Blicky's brain was starting to hurt, so he decided to go dancing at Jopsey Pendragon's Cloud Chateau. Blicky immediately friended Jopsey which, judging from the hushed whispers of his new friends, was the SL equivalent of having Johnny Depp on your friends list in Facebook (Which incidentally Blicky also has. His status today was "Johnny Depp is still suffering from existential angst."). All of a sudden it struck Blicky that he could be anything; human, dragon, animal, male, female, alien, cloud and do anything in Second Life. That's what things started to go downhill...
After about a week we noticed that Blicky was on the computer all night, then in the morning he'd wander around, eyes as big as saucers, mumbling about how he had to stay up for when his friends in India and Europe logged on. It was getting bad. He started forgetting his kittens' names, putting their shoes on their front paws, cooking their pet guinea pigs instead of breakfast etc. and we hoped it might be a phase. He got an SL girlfriend named SexyMysterious Starbeam and I'll spare you the details, but you know when you're little and you play with Barbies and you finally get the satin dress over her boobs and you realize she needs to be dressing up for a reason so you take Ken and you smush 'em together and squish 'em all up and make them kiss with the kissy kissy noises? Well a lot of people think that's a fun thing to play in Second Life.

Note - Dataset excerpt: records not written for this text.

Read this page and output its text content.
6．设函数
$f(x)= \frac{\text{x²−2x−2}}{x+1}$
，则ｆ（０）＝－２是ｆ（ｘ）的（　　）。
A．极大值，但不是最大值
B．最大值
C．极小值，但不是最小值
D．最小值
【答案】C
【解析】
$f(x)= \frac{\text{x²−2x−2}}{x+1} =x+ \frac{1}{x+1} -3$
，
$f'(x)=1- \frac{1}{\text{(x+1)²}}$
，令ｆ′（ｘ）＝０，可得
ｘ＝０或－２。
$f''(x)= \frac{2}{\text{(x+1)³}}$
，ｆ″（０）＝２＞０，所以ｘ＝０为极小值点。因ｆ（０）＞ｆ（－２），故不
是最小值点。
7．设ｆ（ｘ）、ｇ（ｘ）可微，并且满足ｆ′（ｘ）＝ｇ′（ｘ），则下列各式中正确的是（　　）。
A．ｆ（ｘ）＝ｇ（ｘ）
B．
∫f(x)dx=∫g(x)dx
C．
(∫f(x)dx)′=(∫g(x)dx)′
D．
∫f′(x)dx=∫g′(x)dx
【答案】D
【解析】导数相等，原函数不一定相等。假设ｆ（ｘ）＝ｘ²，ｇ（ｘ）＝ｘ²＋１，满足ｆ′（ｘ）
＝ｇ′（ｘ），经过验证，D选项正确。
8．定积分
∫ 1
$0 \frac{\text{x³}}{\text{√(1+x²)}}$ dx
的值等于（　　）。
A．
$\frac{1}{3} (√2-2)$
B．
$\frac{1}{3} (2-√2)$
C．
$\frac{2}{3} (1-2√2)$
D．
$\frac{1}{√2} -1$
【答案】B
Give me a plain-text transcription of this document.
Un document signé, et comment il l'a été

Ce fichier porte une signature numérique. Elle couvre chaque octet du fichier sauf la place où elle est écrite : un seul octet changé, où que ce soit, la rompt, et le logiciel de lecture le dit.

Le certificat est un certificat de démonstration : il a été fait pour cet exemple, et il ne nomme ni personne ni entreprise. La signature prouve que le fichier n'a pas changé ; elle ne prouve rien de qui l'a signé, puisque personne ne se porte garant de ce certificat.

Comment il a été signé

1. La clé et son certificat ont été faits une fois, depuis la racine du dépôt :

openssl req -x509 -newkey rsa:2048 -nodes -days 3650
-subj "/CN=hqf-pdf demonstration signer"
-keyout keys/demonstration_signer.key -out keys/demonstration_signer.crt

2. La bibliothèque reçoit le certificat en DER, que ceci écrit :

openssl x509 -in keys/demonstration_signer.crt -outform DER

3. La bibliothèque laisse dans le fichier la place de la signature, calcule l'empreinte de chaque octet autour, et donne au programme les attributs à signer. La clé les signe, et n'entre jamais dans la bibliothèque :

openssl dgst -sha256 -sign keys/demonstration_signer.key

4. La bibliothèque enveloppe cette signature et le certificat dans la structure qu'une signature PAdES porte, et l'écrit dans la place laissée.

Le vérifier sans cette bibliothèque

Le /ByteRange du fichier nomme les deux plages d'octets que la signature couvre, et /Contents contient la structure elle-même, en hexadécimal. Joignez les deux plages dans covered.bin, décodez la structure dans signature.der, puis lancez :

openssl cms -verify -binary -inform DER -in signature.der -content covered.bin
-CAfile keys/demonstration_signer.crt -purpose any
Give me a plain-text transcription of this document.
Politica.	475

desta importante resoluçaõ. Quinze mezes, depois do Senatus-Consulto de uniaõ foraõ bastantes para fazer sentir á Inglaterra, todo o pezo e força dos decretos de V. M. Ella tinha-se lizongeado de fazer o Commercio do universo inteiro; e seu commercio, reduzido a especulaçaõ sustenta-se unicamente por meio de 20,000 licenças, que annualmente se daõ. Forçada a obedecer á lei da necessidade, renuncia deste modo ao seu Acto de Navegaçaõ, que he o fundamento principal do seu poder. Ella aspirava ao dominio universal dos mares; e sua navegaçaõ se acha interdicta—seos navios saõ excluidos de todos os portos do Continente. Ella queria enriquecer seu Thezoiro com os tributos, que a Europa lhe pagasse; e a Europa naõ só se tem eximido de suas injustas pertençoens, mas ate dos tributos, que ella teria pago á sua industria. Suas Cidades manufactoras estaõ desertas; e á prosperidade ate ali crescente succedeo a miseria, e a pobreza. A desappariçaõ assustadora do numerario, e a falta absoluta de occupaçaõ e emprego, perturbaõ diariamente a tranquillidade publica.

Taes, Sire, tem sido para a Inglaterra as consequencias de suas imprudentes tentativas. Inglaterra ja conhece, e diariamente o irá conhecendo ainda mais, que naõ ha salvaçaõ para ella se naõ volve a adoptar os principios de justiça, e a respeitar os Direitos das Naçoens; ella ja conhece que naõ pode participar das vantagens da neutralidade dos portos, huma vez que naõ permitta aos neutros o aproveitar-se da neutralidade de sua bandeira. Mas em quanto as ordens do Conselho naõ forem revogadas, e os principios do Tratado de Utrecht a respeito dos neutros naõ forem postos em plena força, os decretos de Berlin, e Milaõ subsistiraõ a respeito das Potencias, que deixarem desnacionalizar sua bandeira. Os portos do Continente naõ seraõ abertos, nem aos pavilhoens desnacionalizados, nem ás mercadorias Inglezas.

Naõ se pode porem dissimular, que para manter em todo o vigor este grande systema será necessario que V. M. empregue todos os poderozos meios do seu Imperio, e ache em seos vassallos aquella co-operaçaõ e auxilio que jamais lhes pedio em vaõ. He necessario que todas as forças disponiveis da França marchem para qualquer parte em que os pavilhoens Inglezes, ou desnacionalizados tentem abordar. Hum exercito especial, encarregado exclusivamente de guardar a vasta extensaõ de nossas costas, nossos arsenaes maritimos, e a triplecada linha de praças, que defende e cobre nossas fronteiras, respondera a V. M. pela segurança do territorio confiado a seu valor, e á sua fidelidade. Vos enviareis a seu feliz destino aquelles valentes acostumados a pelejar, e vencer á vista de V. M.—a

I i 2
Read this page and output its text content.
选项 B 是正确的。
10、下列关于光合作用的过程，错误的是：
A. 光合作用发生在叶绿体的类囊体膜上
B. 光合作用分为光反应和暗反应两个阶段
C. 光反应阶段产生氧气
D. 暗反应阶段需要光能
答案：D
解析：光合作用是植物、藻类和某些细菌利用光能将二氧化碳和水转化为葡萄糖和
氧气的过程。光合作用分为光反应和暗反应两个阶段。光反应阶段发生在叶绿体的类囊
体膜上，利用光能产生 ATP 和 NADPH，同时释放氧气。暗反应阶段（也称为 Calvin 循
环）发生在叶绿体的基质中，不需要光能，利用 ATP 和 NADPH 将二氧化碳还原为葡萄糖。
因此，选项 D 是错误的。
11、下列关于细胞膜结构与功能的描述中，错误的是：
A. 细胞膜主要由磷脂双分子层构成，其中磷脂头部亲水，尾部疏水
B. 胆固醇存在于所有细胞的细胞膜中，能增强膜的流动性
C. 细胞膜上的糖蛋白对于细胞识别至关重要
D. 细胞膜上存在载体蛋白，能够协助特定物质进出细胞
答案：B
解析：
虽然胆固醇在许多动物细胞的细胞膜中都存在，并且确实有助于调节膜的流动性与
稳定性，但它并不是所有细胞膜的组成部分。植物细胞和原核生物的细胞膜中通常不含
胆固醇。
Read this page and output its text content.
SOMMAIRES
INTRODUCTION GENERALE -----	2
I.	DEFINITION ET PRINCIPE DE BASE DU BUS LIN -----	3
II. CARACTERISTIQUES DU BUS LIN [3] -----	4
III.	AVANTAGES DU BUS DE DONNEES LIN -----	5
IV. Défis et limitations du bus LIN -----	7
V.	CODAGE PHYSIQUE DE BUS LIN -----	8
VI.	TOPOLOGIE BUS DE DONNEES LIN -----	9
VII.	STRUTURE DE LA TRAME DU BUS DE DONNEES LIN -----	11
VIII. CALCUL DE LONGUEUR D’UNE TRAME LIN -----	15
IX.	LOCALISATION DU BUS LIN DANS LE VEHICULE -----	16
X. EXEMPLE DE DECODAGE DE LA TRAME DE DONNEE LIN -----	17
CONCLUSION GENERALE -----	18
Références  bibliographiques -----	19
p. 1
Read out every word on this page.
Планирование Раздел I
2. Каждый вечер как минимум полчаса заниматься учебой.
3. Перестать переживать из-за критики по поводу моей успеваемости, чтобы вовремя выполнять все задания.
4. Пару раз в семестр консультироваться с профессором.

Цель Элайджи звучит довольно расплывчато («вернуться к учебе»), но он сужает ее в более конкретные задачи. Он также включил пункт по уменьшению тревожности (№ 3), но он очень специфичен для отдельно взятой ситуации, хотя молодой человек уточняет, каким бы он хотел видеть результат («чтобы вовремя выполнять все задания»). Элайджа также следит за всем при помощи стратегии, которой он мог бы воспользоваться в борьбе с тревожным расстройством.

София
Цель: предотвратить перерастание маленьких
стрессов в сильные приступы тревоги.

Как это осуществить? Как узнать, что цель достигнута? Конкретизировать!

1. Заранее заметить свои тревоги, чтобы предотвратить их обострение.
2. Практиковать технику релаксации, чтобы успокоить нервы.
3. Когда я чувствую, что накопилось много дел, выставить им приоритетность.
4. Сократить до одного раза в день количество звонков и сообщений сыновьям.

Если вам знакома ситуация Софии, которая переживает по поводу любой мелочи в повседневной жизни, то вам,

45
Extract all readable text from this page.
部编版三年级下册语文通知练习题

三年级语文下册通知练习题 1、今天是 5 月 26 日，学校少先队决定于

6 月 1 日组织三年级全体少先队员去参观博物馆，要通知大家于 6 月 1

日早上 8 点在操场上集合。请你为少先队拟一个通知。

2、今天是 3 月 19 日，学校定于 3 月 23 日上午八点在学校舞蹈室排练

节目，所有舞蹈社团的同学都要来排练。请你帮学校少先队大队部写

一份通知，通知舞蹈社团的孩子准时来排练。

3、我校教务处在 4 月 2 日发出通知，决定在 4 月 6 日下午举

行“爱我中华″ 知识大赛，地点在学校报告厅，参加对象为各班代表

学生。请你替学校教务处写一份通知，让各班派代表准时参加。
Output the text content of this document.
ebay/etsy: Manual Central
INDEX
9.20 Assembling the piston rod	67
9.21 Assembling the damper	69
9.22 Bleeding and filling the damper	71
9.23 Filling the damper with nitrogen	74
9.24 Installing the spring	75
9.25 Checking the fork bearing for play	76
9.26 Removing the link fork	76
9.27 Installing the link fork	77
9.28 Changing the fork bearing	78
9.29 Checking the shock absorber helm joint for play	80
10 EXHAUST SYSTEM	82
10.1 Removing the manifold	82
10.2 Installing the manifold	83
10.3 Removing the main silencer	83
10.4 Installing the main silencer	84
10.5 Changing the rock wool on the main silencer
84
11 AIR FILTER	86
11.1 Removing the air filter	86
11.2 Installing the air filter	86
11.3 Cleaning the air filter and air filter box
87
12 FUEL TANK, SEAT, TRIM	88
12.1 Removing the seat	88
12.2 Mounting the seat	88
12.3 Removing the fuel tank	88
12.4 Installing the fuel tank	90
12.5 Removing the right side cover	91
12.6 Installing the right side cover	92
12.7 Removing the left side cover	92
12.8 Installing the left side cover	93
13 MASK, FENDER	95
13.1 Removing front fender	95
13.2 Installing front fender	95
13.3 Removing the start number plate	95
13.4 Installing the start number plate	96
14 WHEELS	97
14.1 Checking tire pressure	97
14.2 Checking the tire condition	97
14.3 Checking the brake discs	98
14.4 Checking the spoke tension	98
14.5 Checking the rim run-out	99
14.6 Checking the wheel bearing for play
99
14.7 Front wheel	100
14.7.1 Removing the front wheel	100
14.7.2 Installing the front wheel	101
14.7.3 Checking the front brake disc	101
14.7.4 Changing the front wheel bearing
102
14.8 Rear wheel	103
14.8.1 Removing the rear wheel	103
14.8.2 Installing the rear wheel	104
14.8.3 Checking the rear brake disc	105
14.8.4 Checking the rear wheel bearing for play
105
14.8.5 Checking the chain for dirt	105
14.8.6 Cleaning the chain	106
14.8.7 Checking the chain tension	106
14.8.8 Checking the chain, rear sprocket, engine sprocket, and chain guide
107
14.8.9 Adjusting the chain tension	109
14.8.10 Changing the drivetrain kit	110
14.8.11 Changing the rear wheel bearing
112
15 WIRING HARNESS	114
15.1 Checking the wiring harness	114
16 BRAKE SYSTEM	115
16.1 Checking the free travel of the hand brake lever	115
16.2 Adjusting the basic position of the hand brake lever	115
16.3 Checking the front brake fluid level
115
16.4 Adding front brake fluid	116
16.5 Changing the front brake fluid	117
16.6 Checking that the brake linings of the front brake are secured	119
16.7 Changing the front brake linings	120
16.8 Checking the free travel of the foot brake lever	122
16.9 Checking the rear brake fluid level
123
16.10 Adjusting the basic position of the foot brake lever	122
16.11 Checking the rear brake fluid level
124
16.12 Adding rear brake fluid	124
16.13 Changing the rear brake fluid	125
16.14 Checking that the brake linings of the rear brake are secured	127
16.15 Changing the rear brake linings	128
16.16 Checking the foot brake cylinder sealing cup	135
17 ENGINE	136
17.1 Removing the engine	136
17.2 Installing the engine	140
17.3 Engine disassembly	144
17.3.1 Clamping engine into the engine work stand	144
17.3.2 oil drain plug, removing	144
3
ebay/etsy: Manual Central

Luckily, our intervention worked and as you can see he's made some more responsible and stable virtual companions. He even has a Second Life spouse, who complains about doing most of the virtual cleaning, and a mortgage, so he's been spending time off the computer to "get away from it all." He seldom spends any time there these days, but his kittens are fully clothed in the morning and they're thinking of getting a new guinea pig. While Blicky decidedly took the wrong road into Second Life there are so many others doing stunning and creative things there. Where else can you go to a lecture in a Victorian library, sit in on a buddhist discussion with people from around the world, fly in the apse of a virtual cathedral with a dragon, tour the Parthenon and listen to an in-world broadcast of Science Friday with Ira Flatow? I'm just curious about where these immersive environments will lead us. I mean this inter-a-web thing sure seems to be getting popular.